- Type: Mental health trust
- Disbanded: 1 November 2024
- Headquarters: St Ann's Road, London, N15 3TH
- Budget: £210 million 2017-18
- Chief executive: Jinjer Kandola
- Staff: 3,000

= Barnet, Enfield and Haringey Mental Health NHS Trust =

UK public sector healthcare provider in London, England

Barnet, Enfield and Haringey Mental Health NHS Trust (BEH) was a large provider of integrated mental health and community health services in North London, providing services across Barnet, Enfield, and Haringey. The trust employed around 3,000 staff and served a population of just over a million. The annual income in 2017-18 was c. £210 million.

The Trust provided specialist mental health services to people living in the London boroughs of Barnet, Enfield and Haringey, and a range of more specialist mental health services to a larger area. These included the North London Forensic Service at Chase Farm Hospital, Eating Disorder Service at St Ann's Hospital, specialist child and adolescent inpatient services at Edgware Community Hospital, and the Halliwick Centre for personality disorders. The organisation also hostsed the National Fixated Threat Assessment Centre, which provides a service for high-profile public figures receiving excessive attention from people. It took over Enfield community services in the Transforming Community Services programme in 2010.

On 1 November 2024, the Trust merged with Camden and Islington NHS Foundation Trust to form North London NHS Foundation Trust.

It sold an 11.24 hectare site at St Ann's Hospital in Haringey to Sadiq Khan's Land Fund in May 2018 for £53 million. It will be used for 800 homes.

==Organisation==
BEH had a board of directors comprising thirteen statutory members including the chairman and chief executive.

The CQC rated BEH in September 2017 as requiring improvement overall with two services; Forensic inpatient/secure wards and Community-based mental health services for older people and 'outstanding'.

==Research==
In January 2014, the trust was awarded 'university affiliated’ status by Middlesex University which facilitated stronger working relationships between the two organisations, including the opportunity for experienced academics at Middlesex and experienced clinicians within the Trust to co-produce mental health education and research projects which meet the needs of local people.

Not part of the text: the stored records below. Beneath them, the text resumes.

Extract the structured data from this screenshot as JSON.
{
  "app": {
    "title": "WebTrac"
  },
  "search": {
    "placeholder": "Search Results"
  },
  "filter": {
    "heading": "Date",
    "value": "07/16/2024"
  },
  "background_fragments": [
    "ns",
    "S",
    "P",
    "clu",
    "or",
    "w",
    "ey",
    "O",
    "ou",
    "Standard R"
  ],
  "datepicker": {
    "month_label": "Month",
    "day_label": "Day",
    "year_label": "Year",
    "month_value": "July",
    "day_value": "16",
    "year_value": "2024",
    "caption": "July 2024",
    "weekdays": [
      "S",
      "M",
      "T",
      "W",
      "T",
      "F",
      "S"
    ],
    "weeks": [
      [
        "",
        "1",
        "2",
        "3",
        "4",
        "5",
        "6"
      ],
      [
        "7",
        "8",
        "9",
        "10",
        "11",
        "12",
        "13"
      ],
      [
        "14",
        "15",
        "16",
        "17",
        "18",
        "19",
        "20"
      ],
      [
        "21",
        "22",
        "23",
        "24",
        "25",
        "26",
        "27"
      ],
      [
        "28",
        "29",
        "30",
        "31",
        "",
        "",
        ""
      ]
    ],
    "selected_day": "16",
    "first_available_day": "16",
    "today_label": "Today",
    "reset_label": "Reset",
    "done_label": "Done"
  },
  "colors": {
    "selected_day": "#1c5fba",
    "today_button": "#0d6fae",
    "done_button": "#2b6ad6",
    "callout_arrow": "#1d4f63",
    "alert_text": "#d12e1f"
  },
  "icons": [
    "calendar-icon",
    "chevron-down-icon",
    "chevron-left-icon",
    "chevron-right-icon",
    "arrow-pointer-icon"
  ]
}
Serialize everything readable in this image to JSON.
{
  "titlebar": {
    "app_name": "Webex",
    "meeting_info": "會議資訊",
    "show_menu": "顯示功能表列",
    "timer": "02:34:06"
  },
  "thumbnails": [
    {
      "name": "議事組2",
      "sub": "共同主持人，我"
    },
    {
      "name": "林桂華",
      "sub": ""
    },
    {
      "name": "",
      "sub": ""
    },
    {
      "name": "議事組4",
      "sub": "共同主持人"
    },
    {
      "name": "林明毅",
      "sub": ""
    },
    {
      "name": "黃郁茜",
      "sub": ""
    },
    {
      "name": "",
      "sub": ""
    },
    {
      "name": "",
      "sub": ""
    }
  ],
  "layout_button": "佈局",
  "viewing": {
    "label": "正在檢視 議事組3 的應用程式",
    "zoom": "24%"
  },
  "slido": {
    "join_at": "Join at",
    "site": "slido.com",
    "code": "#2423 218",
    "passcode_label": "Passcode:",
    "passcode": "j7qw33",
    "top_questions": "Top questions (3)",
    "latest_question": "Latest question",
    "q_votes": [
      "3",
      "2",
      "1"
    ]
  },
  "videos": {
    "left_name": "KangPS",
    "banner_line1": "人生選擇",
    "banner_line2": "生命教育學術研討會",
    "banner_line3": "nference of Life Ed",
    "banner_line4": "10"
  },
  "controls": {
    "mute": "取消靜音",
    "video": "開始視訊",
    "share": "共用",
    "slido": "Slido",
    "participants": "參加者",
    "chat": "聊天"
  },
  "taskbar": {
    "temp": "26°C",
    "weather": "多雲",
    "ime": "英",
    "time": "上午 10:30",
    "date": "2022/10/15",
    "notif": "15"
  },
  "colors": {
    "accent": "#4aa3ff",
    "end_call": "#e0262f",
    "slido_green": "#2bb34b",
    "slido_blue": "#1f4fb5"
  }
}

The trust also had numerous research partners who they worked with on research trials. This included North Central London Research Consortium (NoCLor); National Institute for Health and Care Research (NIHR); North Thames Clinical Research Network (CRN) and UCL Partners.

==Performance==
The trust's work on promoting the reality of the pressures facing the mental health system has featured in the national media.

Barnet Enfield and Haringey Mental Health NHS Trust won the Health Service Journals Innovation in Mental Health Award 2015 for the Haringey Adolescent Outreach Team's Time 2 Talk project. The initiative which has been running since September 2013 aims to raise awareness about emotional wellbeing in schools and challenges mental health stigma. Staff used drama, film making, teaching and peer support to tackle the issue of mental ill-health. Anonymous case studies of young people who had experienced serious emotional distress were used for student drama workshops. The resulting theatre performance was then translated into a film called The Boy Behind the Mask.

In that same year it was named by the Health Service Journal as one of the top hundred NHS trusts to work for. At that time it had 2,534 full-time equivalent staff and a sickness absence rate of 4.5%. 51% of staff recommend it as a place for treatment and 49% recommended it as a place to work.